Milo estaba de pie. Se giró apenas crucé el umbral, y por un instante, me observó como si ya no fuera la misma. En su rostro no había rastro de su sonrisa usual, ni del sarcasmo que solía usar como escudo. Solo sus ojos. Profundos, oscuros, sinceros.
—Yo… —intenté decir.
—No sabemos qué eres, Astrid —interrumpió Milo—. Y dudamos que tú lo sepas.
—Conjuraste al Ancestro Edith. Ni los más poderosos Sombralith podrían hacerlo —exclamó Varian, con un tono entre asombro y envidia contenida.
—Sabías lo que había en la poción —agregó Nim, aún perpleja—. ¡Y solo la oliste!
—Viste el futuro —dijo Aiken, esta vez sin rastro de emoción en su voz—. Y ni siquiera conjuraste algo sobre el relicario.
Sus palabras me golpeaban como olas heladas. Recorrí con la mirada a quienes me rodeaban. Todos mantenían el gesto serio, expectante… todos, excepto Liora, que me sonreía con una ternura que parecía fuera de lugar en medio de tanta tensión.

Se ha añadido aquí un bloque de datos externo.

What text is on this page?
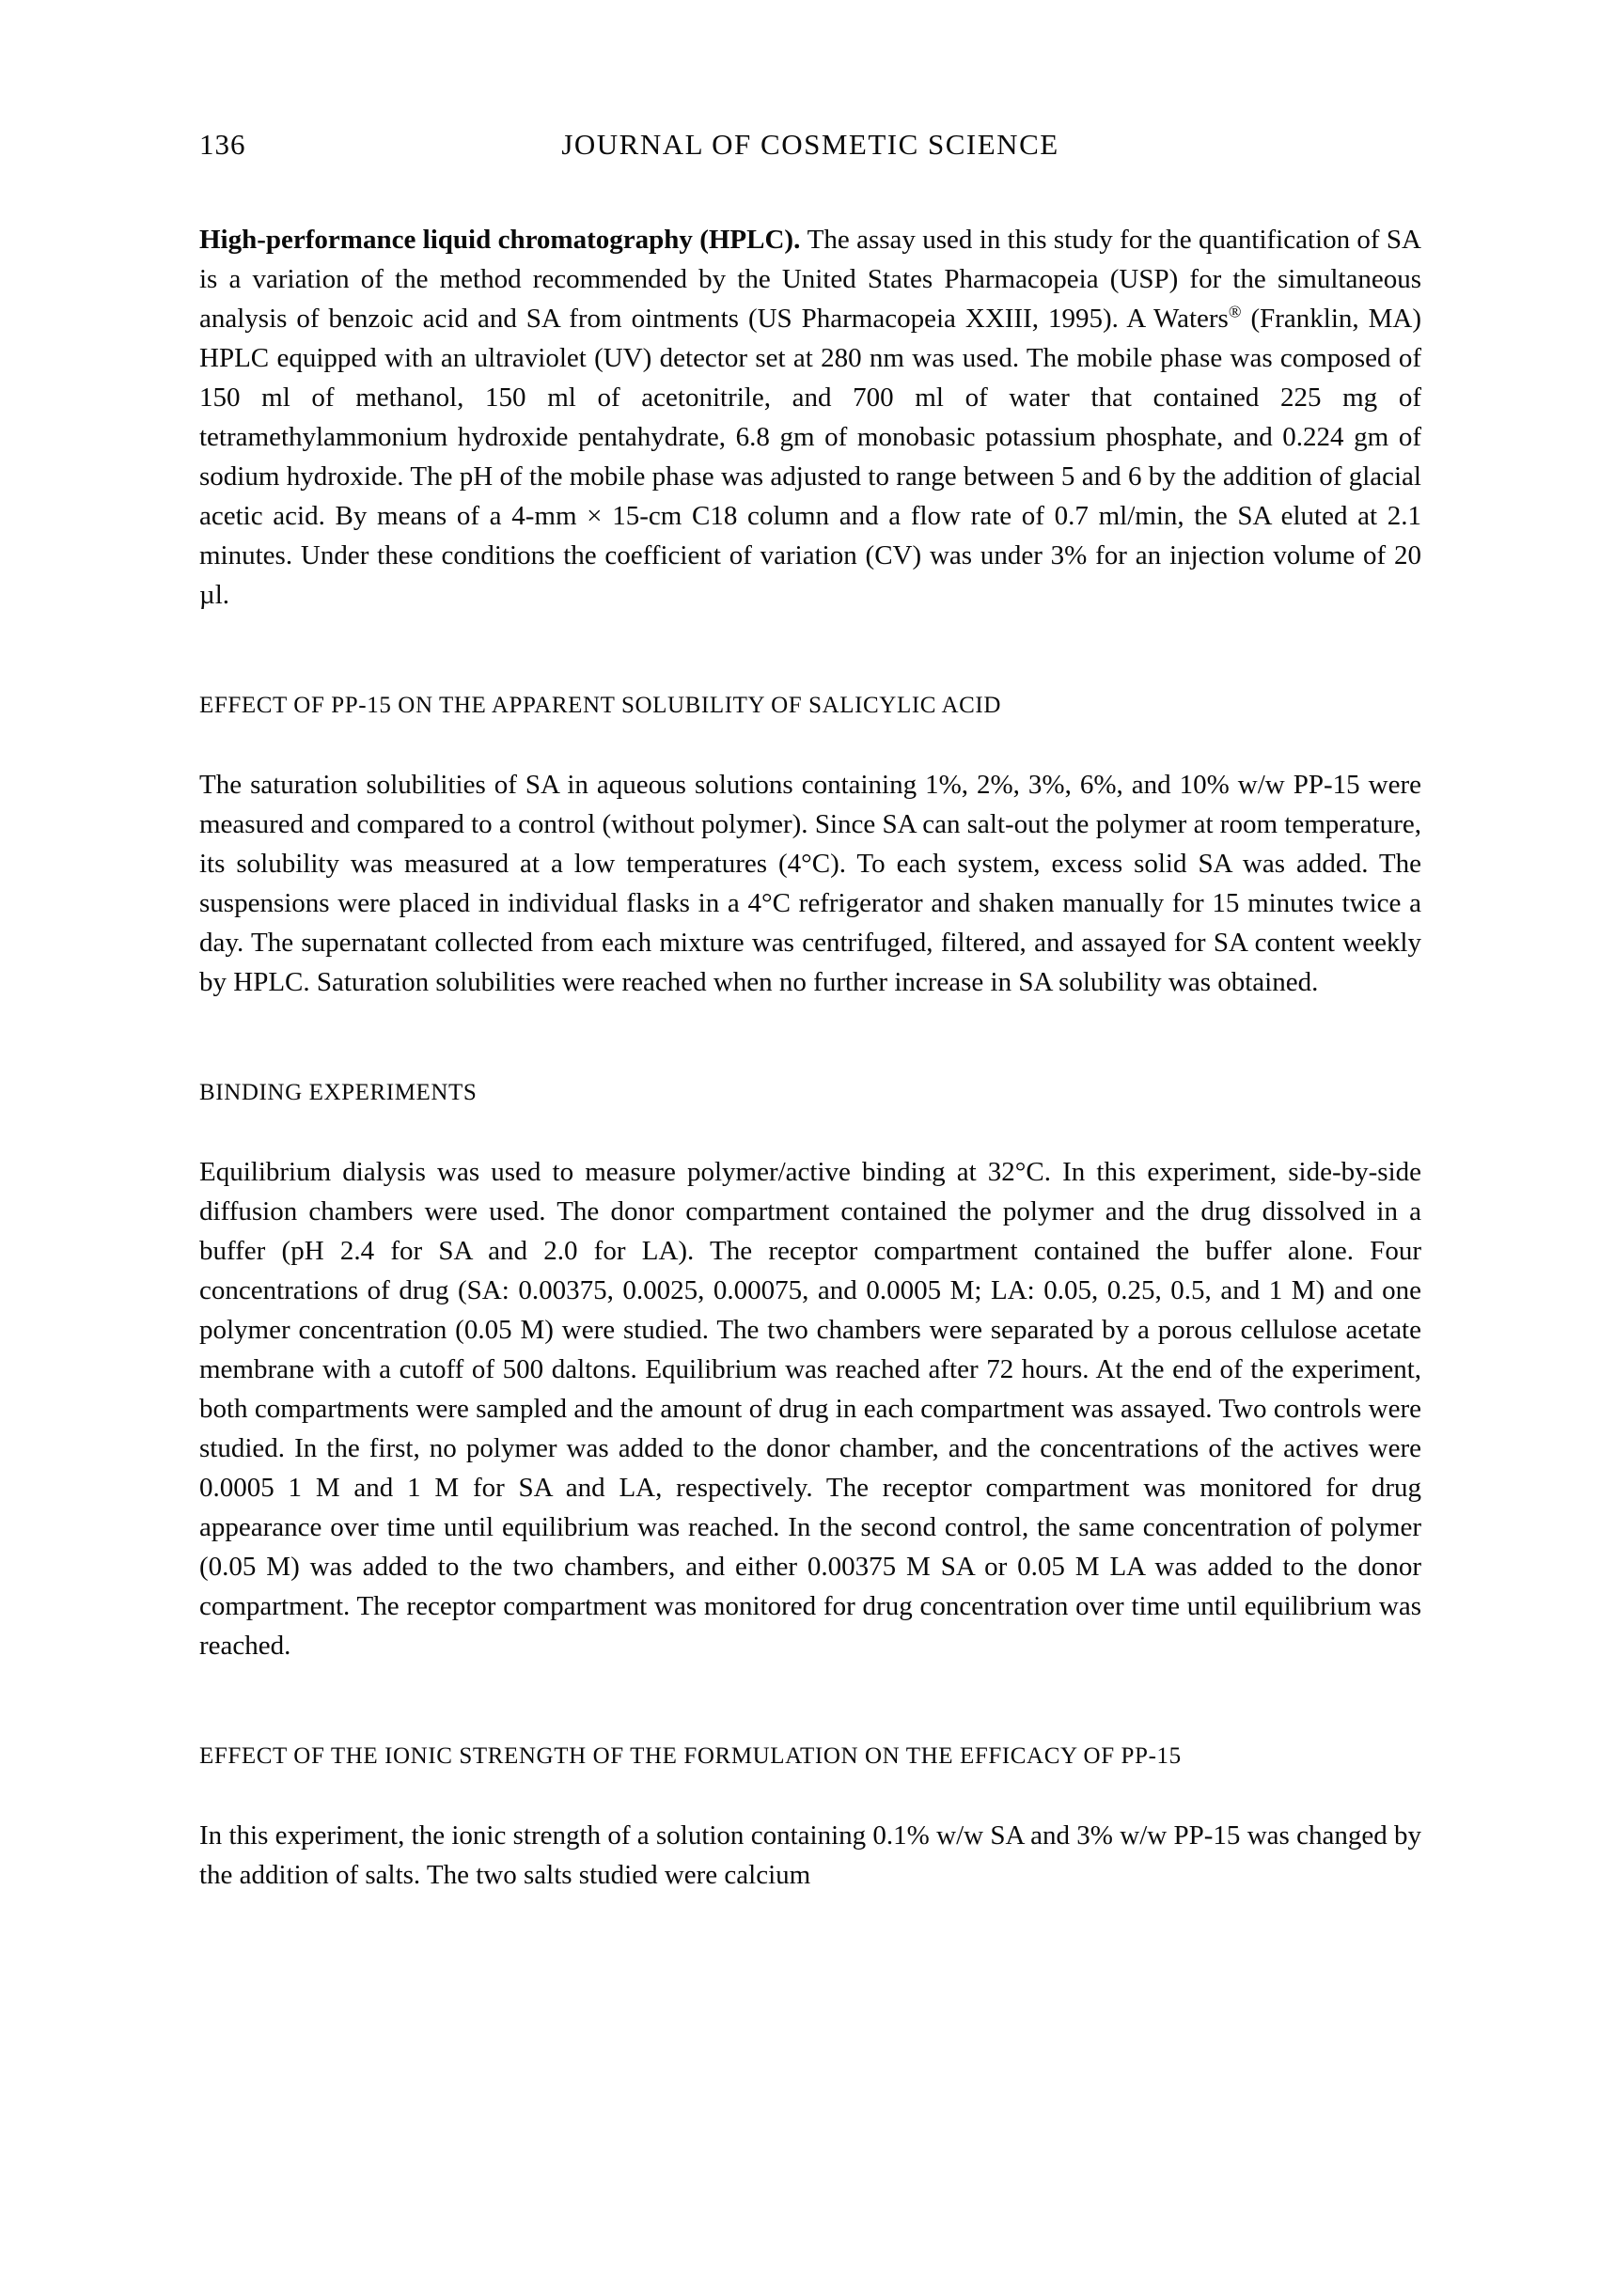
136	JOURNAL OF COSMETIC SCIENCE

High-performance liquid chromatography (HPLC). The assay used in this study for the quantification of SA is a variation of the method recommended by the United States Pharmacopeia (USP) for the simultaneous analysis of benzoic acid and SA from ointments (US Pharmacopeia XXIII, 1995). A Waters® (Franklin, MA) HPLC equipped with an ultraviolet (UV) detector set at 280 nm was used. The mobile phase was composed of 150 ml of methanol, 150 ml of acetonitrile, and 700 ml of water that contained 225 mg of tetramethylammonium hydroxide pentahydrate, 6.8 gm of monobasic potassium phosphate, and 0.224 gm of sodium hydroxide. The pH of the mobile phase was adjusted to range between 5 and 6 by the addition of glacial acetic acid. By means of a 4-mm × 15-cm C18 column and a flow rate of 0.7 ml/min, the SA eluted at 2.1 minutes. Under these conditions the coefficient of variation (CV) was under 3% for an injection volume of 20 µl.

EFFECT OF PP-15 ON THE APPARENT SOLUBILITY OF SALICYLIC ACID

The saturation solubilities of SA in aqueous solutions containing 1%, 2%, 3%, 6%, and 10% w/w PP-15 were measured and compared to a control (without polymer). Since SA can salt-out the polymer at room temperature, its solubility was measured at a low temperatures (4°C). To each system, excess solid SA was added. The suspensions were placed in individual flasks in a 4°C refrigerator and shaken manually for 15 minutes twice a day. The supernatant collected from each mixture was centrifuged, filtered, and assayed for SA content weekly by HPLC. Saturation solubilities were reached when no further increase in SA solubility was obtained.

BINDING EXPERIMENTS

Equilibrium dialysis was used to measure polymer/active binding at 32°C. In this experiment, side-by-side diffusion chambers were used. The donor compartment contained the polymer and the drug dissolved in a buffer (pH 2.4 for SA and 2.0 for LA). The receptor compartment contained the buffer alone. Four concentrations of drug (SA: 0.00375, 0.0025, 0.00075, and 0.0005 M; LA: 0.05, 0.25, 0.5, and 1 M) and one polymer concentration (0.05 M) were studied. The two chambers were separated by a porous cellulose acetate membrane with a cutoff of 500 daltons. Equilibrium was reached after 72 hours. At the end of the experiment, both compartments were sampled and the amount of drug in each compartment was assayed. Two controls were studied. In the first, no polymer was added to the donor chamber, and the concentrations of the actives were 0.0005 1 M and 1 M for SA and LA, respectively. The receptor compartment was monitored for drug appearance over time until equilibrium was reached. In the second control, the same concentration of polymer (0.05 M) was added to the two chambers, and either 0.00375 M SA or 0.05 M LA was added to the donor compartment. The receptor compartment was monitored for drug concentration over time until equilibrium was reached.

EFFECT OF THE IONIC STRENGTH OF THE FORMULATION ON THE EFFICACY OF PP-15

In this experiment, the ionic strength of a solution containing 0.1% w/w SA and 3% w/w PP-15 was changed by the addition of salts. The two salts studied were calcium
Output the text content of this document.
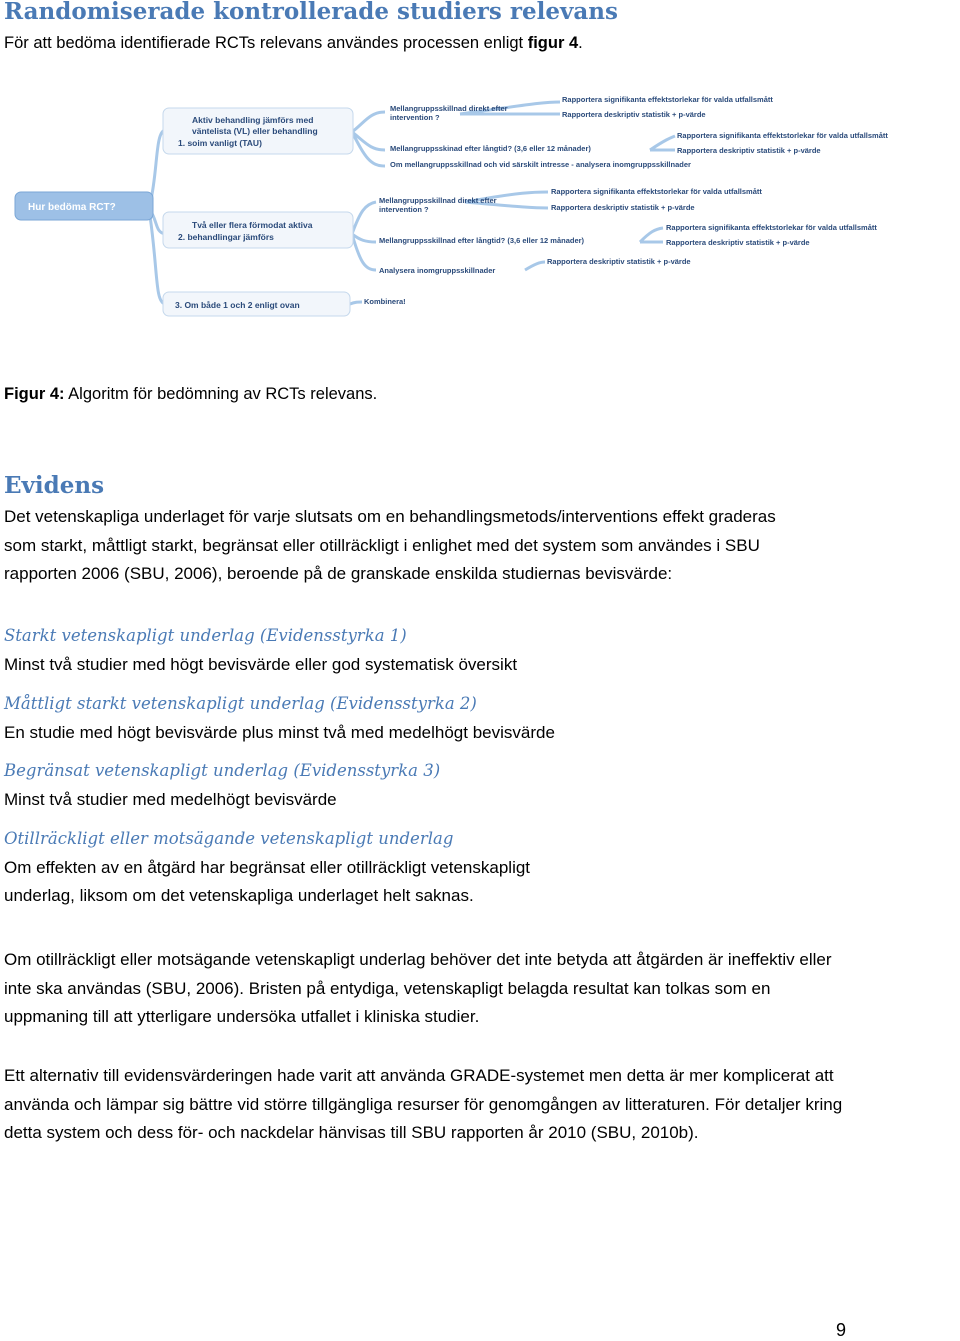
Randomiserade kontrollerade studiers relevans
För att bedöma identifierade RCTs relevans användes processen enligt figur 4.
Hur bedöma RCT?
Aktiv behandling jämförs med
väntelista (VL) eller behandling
1. soim vanligt (TAU)
Mellangruppsskillnad direkt efter
intervention ?
Rapportera signifikanta effektstorlekar för valda utfallsmått
Rapportera deskriptiv statistik + p-värde
Mellangruppsskinad efter långtid? (3,6 eller 12 månader)
Rapportera signifikanta effektstorlekar för valda utfallsmått
Rapportera deskriptiv statistik + p-värde
Om mellangruppsskillnad och vid särskilt intresse - analysera inomgruppsskillnader
Två eller flera förmodat aktiva
2. behandlingar jämförs
Mellangruppsskillnad direkt efter
intervention ?
Rapportera signifikanta effektstorlekar för valda utfallsmått
Rapportera deskriptiv statistik + p-värde
Mellangruppsskillnad efter långtid? (3,6 eller 12 månader)
Rapportera signifikanta effektstorlekar för valda utfallsmått
Rapportera deskriptiv statistik + p-värde
Analysera inomgruppsskillnader
Rapportera deskriptiv statistik + p-värde
3. Om både 1 och 2 enligt ovan	Kombinera!
Figur 4: Algoritm för bedömning av RCTs relevans.
Evidens

Det vetenskapliga underlaget för varje slutsats om en behandlingsmetods/interventions effekt graderas som starkt, måttligt starkt, begränsat eller otillräckligt i enlighet med det system som användes i SBU rapporten 2006 (SBU, 2006), beroende på de granskade enskilda studiernas bevisvärde:

Starkt vetenskapligt underlag (Evidensstyrka 1)
Minst två studier med högt bevisvärde eller god systematisk översikt
Måttligt starkt vetenskapligt underlag (Evidensstyrka 2)
En studie med högt bevisvärde plus minst två med medelhögt bevisvärde
Begränsat vetenskapligt underlag (Evidensstyrka 3)
Minst två studier med medelhögt bevisvärde
Otillräckligt eller motsägande vetenskapligt underlag
Om effekten av en åtgärd har begränsat eller otillräckligt vetenskapligt
underlag, liksom om det vetenskapliga underlaget helt saknas.

Om otillräckligt eller motsägande vetenskapligt underlag behöver det inte betyda att åtgärden är ineffektiv eller inte ska användas (SBU, 2006). Bristen på entydiga, vetenskapligt belagda resultat kan tolkas som en uppmaning till att ytterligare undersöka utfallet i kliniska studier.

Ett alternativ till evidensvärderingen hade varit att använda GRADE-systemet men detta är mer komplicerat att använda och lämpar sig bättre vid större tillgängliga resurser för genomgången av litteraturen. För detaljer kring detta system och dess för- och nackdelar hänvisas till SBU rapporten år 2010 (SBU, 2010b).

9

—Pero somos fieles creyentes del destino —dijo Nim, con un tono más suave—, y por algo la reina Ophelia te ha puesto en nuestro camino.
—No pretendas que seamos amigos —agregó Aiken, seco como siempre—. A partir de mañana entrenaremos juntos. Podrías ser usada en nuestra contra si no aprendes a controlar lo que llevas dentro.
—Si se avecina la guerra, lo más importante es estar preparados —concluyó Milo.